Master of Science (MS)

Department

Ocean/Earth/Atmos Sciences

Committee Director

Randall Spencer

Committee Member

Ramesh Venkatakrishnan

Committee Member

Frank O. Dudas

Abstract

Several well-preserved circa 2.6 Ga Archean granite-greenstone belts are exposed in the Slave Province of Northwest Territories, Canada. At Point Lake, a "supracrustal sequence" comprised mainly of mafic volcanic and metasedimentary rocks lies over and east of a granitoid gneissic terrane. Field and laboratory studies have helped to clarify the petrography and structural relationships of this fold-and-thrust belt.

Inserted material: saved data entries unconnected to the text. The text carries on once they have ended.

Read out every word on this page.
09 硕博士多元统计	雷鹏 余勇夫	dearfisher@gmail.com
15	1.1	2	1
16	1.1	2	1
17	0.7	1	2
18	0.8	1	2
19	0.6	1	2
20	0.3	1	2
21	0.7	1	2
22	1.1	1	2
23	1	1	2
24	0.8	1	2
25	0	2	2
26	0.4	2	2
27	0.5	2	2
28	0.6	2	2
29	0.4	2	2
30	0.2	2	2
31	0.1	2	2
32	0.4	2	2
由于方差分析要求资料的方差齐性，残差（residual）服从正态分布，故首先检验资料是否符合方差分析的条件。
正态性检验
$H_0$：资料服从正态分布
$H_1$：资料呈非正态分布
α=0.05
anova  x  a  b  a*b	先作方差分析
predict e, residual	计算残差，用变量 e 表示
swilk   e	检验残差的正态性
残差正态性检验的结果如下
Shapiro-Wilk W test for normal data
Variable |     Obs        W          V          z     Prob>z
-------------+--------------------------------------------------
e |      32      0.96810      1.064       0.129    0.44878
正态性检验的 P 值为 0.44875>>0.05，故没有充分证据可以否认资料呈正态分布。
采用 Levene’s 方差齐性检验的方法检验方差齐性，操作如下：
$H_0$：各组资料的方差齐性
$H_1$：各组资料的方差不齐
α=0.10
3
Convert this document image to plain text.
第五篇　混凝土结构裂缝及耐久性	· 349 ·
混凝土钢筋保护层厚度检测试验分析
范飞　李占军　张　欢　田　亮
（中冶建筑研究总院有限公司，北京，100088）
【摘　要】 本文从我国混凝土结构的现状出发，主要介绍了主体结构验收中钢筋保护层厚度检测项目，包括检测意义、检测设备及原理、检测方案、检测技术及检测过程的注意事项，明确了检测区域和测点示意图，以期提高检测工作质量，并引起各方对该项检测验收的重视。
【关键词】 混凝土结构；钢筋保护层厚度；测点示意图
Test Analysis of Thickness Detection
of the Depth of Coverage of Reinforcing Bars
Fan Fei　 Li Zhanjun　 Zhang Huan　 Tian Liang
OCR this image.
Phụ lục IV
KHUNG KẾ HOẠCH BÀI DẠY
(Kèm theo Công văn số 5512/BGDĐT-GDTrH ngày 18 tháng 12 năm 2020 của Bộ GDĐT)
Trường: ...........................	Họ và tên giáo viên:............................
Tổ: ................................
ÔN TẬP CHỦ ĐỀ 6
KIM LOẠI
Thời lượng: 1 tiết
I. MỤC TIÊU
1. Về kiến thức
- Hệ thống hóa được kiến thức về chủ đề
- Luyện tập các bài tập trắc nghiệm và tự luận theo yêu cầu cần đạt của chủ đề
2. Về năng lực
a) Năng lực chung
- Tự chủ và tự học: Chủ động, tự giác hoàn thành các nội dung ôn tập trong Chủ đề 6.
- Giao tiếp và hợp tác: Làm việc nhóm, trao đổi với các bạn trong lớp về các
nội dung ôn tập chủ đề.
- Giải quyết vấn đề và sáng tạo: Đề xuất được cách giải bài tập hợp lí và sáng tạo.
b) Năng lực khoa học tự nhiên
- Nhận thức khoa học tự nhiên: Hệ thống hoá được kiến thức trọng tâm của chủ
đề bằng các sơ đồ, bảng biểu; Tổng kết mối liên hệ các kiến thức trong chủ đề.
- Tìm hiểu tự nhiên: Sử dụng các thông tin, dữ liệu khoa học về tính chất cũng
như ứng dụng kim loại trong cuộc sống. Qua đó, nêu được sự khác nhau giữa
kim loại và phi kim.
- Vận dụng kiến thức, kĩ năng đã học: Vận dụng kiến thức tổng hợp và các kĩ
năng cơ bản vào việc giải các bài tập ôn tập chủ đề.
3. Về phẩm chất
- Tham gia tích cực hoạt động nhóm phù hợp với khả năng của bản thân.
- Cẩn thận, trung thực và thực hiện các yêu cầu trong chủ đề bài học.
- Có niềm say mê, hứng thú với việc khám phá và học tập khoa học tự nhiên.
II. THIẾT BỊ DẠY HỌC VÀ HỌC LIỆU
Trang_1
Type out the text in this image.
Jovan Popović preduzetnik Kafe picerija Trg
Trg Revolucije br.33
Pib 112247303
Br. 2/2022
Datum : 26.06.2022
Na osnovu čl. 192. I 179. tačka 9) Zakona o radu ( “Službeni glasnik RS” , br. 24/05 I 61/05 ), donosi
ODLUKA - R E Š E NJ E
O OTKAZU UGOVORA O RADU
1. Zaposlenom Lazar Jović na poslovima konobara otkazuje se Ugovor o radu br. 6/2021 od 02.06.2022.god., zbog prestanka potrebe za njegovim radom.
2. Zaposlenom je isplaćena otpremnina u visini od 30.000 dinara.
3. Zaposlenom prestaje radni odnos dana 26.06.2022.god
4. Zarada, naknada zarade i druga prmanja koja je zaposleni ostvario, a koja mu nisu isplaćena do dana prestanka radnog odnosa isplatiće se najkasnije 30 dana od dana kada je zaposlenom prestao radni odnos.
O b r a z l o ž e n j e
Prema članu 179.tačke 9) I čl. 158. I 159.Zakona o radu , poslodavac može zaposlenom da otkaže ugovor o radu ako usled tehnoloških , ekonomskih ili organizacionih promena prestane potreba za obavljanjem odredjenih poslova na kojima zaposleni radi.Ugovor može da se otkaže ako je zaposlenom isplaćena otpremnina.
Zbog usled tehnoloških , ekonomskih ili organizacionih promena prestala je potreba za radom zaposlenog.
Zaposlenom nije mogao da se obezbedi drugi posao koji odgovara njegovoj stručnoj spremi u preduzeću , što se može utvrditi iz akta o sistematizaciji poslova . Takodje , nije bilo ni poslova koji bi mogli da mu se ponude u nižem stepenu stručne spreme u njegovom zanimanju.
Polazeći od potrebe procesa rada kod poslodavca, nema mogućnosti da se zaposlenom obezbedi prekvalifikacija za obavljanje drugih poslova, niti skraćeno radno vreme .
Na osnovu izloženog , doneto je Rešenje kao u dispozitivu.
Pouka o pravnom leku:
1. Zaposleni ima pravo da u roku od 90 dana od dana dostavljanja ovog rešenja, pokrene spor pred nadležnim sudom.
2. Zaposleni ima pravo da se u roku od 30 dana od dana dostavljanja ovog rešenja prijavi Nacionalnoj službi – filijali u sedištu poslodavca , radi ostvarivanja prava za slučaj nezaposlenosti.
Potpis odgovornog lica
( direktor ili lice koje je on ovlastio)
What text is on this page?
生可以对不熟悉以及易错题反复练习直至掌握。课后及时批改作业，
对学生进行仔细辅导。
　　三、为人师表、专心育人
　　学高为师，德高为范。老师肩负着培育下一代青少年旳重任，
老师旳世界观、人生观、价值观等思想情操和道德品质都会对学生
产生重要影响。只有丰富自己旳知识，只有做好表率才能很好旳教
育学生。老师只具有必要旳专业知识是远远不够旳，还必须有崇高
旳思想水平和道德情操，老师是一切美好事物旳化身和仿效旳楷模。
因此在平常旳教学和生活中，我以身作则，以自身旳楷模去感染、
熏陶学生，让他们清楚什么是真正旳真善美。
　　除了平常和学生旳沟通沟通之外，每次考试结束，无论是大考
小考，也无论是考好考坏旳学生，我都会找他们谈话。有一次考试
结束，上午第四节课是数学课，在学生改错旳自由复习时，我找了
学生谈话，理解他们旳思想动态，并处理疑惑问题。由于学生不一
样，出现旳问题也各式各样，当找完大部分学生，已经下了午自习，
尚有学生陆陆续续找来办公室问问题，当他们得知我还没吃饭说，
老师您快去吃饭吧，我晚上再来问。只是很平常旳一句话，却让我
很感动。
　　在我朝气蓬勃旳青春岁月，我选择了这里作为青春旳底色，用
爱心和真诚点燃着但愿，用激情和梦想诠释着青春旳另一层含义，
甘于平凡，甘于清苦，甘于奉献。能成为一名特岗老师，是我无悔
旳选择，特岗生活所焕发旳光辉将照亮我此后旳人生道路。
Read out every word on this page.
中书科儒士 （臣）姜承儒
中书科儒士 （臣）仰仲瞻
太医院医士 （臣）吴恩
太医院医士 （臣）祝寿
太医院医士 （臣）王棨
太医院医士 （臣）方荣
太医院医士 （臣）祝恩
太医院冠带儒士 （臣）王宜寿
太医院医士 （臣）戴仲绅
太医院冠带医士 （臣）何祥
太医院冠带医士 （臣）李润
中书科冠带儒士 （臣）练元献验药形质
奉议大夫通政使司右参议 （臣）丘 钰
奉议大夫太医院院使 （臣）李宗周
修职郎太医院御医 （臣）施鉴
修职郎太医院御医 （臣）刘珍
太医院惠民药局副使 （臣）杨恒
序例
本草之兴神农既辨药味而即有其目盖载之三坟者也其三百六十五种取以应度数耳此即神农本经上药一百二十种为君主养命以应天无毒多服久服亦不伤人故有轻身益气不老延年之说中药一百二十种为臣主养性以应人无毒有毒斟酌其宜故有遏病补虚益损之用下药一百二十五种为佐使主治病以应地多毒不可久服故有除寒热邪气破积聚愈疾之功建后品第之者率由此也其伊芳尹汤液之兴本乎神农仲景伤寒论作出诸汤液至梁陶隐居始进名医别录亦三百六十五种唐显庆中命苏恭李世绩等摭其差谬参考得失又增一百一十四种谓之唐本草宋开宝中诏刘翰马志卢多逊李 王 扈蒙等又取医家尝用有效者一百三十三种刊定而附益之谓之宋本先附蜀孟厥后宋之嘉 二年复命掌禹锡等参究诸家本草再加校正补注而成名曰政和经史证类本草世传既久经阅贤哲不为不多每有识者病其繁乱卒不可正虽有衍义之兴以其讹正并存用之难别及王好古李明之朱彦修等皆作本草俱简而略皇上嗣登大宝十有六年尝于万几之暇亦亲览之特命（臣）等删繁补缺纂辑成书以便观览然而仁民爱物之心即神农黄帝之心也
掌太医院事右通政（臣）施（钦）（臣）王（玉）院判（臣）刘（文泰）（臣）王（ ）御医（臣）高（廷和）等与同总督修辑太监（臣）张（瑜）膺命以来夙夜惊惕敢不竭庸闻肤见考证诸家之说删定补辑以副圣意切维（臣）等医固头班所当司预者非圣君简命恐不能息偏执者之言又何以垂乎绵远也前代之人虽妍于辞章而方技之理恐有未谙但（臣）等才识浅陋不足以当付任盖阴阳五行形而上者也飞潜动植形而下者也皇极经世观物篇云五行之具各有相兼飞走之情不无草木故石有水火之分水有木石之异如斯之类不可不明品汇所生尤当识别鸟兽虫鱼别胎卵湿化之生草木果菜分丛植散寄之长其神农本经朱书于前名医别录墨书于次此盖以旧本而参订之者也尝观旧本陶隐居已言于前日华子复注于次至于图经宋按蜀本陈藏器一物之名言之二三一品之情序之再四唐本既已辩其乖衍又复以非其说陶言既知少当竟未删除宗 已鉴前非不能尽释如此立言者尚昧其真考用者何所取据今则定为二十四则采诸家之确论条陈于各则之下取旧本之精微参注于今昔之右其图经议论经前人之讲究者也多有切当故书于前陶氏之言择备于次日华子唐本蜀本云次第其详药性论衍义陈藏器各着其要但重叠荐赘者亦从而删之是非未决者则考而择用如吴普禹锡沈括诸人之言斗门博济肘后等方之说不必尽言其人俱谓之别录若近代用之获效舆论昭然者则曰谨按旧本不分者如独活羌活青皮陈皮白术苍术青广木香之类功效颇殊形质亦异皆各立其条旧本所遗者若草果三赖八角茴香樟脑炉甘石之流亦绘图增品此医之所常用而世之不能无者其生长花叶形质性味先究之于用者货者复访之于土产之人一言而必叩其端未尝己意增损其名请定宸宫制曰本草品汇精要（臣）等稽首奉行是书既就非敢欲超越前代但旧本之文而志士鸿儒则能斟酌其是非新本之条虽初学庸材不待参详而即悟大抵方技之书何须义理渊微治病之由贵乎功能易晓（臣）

Traditional models have suggested that granite-greenstone belts in the Slave Province are relict continental rifts in which volcanic and sedimentary rocks filled troughs in older sialic crust. However, this study supports a collisional model for the Slave Province, in which oceanic crust and an accretionary wedge were scraped off an eastward subducting plate. The supracrustal sequence consists of a west-verging fold-and-thrust belt which contains metamorphosed graywacke turbidites, ultramafic and gabbroic rocks, pillow basalts, limestone, shale and tuff. A mylonite zone separates the gneissic terrane from the supracrustal sequence. The mylonite is interpreted to be a basal decollement along which the supracrustal sequence was emplaced over gneissic terrane. The sequence of lithologies and structures at Point Lake resembles Phanerozoic collision zones where rocks of oceanic affinity have been emplaced upon continental crust.